Most blogs are boring, overblown, and don't make a penny


argues the FT, in a longish article about blogging. It suggests that 12,000 page visits a day corresponds to around $1000 to $2000 in annual income if you have adverts, and of course not many blogs get that. That does means this site could get about $10 a year, which makes me seriously consider giving up the day job.

Rather amusingly the article asks many 'well-known' (ie American) bloggers whether they thought Marx or Orwell would have made good bloggers. Everyone agreed about Orwell.

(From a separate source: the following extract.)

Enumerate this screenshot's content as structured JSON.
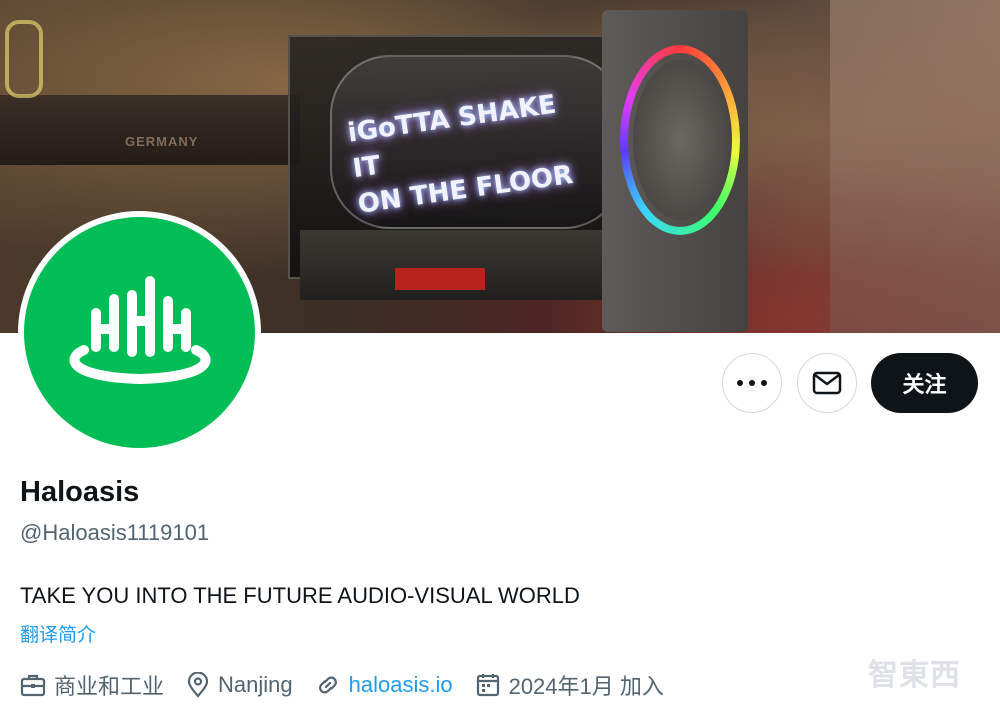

The question was, of course, rigged. The great critic and editor Cyril Connolly fell into despair over the prolixity of Orwell’s wartime writing: “Being Orwell, nothing he wrote is quite without value and unexpected gems keep popping up. But O the boredom of argument without action, politics without power.”Connolly was the constitutional opposite of Orwell - a spry wit given to sloth, a portly bon vivant who masticated away his genius. But he recognised, in effect, how awful Orwell would have been as a blogger, and how he would fall into the kind of dross exemplified by the author’s “In Defence of English Cooking”: “Here are some of the things that I myself have sought for in foreign countries and failed to find. First of all, kippers, Yorkshire pudding, Devonshire cream, muffins and crumpets. Then a list of puddings that would be interminable if I gave it in full: I will pick out for special mention Christmas pudding, treacle tart and apple dumplings. Then an almost equally long list of cakes: for instance, dark plum cake.”